As described in "The Age of Alexander: Nine Greek Lives," Epaminondas led the Theban army against the Spartan military once again, this time near the city of Mantinea. Epaminondas successfully broke through the Spartan military rank and forced them into a chaotic retreat. Epaminondas and his army followed them. One legend, recounted by "Military Theory and Practice in the Age of Xenophon," states that Epaminondas saved his friend Pelopidas during the battle. During the fighting, Epaminondas was killed by a Spartan soldier named Anticrates. The two groups took oaths of peace after the battle at Mantinea, and as described by Britannica, Thebes had come out victorious. However, without Epaminondas, the Theban army was permanently weakened, and Thebes would never again be the most powerful city-state in Ancient Greece.

Their commander was killed in battle

Whether or not Epaminondas saved Pelopidas's life at Mantinea, it is known that he had previously rescued the commander after he was captured by Alexander of Pherae, a tyrant who ruled over the city-state of Thessaly. As described in "The Age of Alexander: Nine Greek Lives," Pelopidas survived this imprisonment thanks to Epaminondas, but Alexander of Pherae would ultimately be responsible for his death anyway.

It is believed that Pelopidas responded to a petition from the people of Thessaly to remove Alexander of Pherae from power. Initially, it seemed as though Alexander of Pherae's force had the advantage, as they were able to take the high ground. In response, Pelopidas changed tactics and actually took to the field himself. The historian Plutarch claimed that when Pelopidas spotted Alexander across the battlefield, he was so full of rage that he charged at the despot, leaving his own army behind. Alexander fled, and Pelopidas was stabbed with javelins.

The Sacred Band and the entire Theban army had thrived under the command of Pelopidas. Soon after his death, the Sacred Band would be destroyed.

They were ultimately defeated by Philip of Macedon and Alexander the Great

Philip of Macedon had been just a teenager when he was a hostage in Thebes. By 338 B.C., Philip had a teenage son of his own, and together they were leading a massive army through Greece, conquering everything in their path. As described by Britannica, Thebes had initially supported Macedon's rise, but when Athens was threatened, Thebes was convinced to intervene.

The Theban Army and the Athenian army met the Macedonian army at the Chaeronea. As noted by History Hit, the Sacred Band was the most intimidating force in the Ancient Greek world. Without defeating them, it would not be possible for Philip of Macedon to win at Chaeronea. The task of destroying the Sacred Band was assigned to Philip's teenage son, Alexander. He would one day be known as the conqueror Alexander the Great.

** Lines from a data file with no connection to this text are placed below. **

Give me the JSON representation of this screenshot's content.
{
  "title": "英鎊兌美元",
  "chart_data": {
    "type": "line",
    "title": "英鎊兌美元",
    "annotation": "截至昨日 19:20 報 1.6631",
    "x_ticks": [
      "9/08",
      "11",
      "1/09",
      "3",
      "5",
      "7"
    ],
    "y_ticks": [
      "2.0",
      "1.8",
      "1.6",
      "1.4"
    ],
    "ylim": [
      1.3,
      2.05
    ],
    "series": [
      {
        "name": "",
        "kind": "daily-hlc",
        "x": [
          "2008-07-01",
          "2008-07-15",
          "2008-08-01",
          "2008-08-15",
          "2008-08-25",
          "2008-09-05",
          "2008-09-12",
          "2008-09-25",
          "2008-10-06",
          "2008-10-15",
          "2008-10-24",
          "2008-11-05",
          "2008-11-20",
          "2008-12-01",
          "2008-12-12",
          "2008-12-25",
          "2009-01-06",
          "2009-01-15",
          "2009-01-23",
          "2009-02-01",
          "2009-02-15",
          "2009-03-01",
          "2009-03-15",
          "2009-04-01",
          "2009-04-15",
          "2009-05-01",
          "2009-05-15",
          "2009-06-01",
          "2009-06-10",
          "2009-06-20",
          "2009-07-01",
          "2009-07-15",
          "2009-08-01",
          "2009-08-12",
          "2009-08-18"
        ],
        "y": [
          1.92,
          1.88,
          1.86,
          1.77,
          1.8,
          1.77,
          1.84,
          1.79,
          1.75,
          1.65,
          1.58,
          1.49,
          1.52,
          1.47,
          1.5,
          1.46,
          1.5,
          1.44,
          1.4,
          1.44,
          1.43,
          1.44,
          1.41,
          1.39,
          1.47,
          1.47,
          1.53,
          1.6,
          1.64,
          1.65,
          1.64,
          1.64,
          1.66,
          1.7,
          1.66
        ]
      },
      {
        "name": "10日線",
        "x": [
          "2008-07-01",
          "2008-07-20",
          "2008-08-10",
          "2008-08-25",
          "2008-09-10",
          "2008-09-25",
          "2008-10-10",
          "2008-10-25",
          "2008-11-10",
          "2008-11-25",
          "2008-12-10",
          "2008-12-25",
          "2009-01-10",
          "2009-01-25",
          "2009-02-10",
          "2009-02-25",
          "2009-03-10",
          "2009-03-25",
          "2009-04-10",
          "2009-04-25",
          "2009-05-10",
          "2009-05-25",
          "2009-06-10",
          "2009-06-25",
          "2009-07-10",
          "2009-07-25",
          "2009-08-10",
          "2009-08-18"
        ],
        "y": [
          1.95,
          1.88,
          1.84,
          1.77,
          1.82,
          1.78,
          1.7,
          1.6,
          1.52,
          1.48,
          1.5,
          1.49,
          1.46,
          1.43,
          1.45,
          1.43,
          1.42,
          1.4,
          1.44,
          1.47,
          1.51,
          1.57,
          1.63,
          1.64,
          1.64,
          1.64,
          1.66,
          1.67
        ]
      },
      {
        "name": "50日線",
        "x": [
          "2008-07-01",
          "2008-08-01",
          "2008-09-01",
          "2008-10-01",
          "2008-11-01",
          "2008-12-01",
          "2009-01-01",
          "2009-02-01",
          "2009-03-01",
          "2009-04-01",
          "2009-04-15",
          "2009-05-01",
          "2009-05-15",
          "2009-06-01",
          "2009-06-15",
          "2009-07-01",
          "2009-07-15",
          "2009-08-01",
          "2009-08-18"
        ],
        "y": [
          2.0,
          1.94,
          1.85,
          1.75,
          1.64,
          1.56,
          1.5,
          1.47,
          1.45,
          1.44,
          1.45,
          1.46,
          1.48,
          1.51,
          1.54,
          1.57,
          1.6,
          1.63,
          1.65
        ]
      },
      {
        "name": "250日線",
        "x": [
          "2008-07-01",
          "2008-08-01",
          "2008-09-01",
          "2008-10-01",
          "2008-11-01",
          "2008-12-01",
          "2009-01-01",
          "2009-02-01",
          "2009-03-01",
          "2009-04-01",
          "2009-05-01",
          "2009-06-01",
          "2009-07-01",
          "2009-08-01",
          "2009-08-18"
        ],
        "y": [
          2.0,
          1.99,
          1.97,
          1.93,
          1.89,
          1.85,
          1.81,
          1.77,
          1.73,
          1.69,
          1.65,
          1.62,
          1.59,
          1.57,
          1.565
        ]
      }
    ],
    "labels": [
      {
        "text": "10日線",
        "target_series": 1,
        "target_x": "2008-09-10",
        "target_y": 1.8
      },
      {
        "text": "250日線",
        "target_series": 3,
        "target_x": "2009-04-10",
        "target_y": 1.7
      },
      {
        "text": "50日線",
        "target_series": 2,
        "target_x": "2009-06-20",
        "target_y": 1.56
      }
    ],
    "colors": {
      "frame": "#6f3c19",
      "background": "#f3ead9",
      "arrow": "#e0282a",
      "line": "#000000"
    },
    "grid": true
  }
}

As detailed by Britannica, there are different theories about exactly what strategy Alexander used to defeat the Sacred Band, but it is believed that it was ultimately the elite fighting force's refusal to surrender that destroyed them. The Sacred Band had been trained to never retreat and never give up the fight. Alexander's army surrounded the Sacred Band, and they were all killed.

They were buried together

For 10 years, the Sacred Band had made Thebes the most powerful force in the ancient world. At Chaeronea, the entire elite fighting force was wiped out. There is no way of knowing for certain how Philip of Macedon felt about his army defeating the Theban forces that had inspired his military strategy. But there is a legend (recounted by the Hellenic Museum) that the victorious Philip visited the corpses of the Sacred Band, still lying on the battlefield, and was so overcome with the bravery and loyalty of the men as they faced certain death that he wept.

In the year 1880, a mass grave was discovered at Chaeronea, containing 254 skeletons (via History). As described by The New Yorker, the remains show that these men had wounds and were almost certainly killed in battle. Many were buried arm in arm or holding hands with each other. It is believed that these are the bodies of the men of the Sacred Band, still together in death.